- Columbia University, the University of Maryland, and the Smithsonian Institution have tapped their experts to help create the world’s first plant identification mobile app using visual search: Leafsnap. Download the free tree field guide app here.
- Laughter is the best medicine, right? Pandora has expanded their “music genome project” to include comedians, recently adding 10,000 comedy clips to its archives.
- Preservation Heritage’s MayDay initiative has come to an end, but while it’s still fresh on your mind, check out more emergency preparedness resources over at the Smithsonian Collections blog.
- How do we see artwork? The Indianapolis Museum of Art is investigating this question literally through their “First Impressions” project, which creates heatmaps of what people focus on while looking at works of art from the IMA’s collections.

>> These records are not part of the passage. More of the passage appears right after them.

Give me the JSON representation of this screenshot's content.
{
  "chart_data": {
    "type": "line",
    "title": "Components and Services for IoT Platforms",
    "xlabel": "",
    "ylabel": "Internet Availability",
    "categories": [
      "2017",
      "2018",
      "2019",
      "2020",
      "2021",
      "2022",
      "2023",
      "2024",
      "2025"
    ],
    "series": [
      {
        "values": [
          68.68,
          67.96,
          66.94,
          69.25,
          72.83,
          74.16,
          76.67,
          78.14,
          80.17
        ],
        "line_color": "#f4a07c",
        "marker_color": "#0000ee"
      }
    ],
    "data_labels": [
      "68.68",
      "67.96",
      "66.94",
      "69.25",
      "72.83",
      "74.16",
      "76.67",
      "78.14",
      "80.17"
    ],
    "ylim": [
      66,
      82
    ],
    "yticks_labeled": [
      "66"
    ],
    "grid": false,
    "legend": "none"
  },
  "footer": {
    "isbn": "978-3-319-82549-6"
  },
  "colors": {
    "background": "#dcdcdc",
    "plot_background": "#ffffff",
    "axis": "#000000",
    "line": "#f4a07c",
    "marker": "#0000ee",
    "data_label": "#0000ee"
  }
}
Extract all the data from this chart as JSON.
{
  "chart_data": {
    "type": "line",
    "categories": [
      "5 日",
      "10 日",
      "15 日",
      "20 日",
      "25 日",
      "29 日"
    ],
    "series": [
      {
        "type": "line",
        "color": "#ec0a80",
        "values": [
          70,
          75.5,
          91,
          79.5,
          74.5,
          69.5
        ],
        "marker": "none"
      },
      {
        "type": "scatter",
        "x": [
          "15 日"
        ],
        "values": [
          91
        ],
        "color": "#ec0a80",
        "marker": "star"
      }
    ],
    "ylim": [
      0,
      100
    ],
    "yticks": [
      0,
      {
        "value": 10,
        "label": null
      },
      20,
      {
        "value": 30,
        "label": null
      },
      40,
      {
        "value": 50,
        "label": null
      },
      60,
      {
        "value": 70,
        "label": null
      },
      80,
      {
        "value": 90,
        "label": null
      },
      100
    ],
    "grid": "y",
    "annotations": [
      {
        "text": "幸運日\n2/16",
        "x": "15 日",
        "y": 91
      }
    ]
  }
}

- As a Kentuckian, I get particularly sentimental about the Kentucky Derby (it’s this Saturday y’all!). In celebration of the most exciting two minutes in sports, check out archival photos of the 1977 Run for the Roses from the University of North Carolina at Chapel Hill Photographic Archives, and a History of the Derby, 1875-1921 over at the Internet Archive.
- A Getty Museum conservator speaks about how the museum recently used tree-ring dating to discover that an ornate cabinet they had assumed was a fake was actually a genuine piece of Renaissance furniture made in 1580 in Burgundy, France.
“A Renaissance Cabinet Rediscovered,” Contributor: The J. Paul Getty Museum, Courtesy of Art Babble.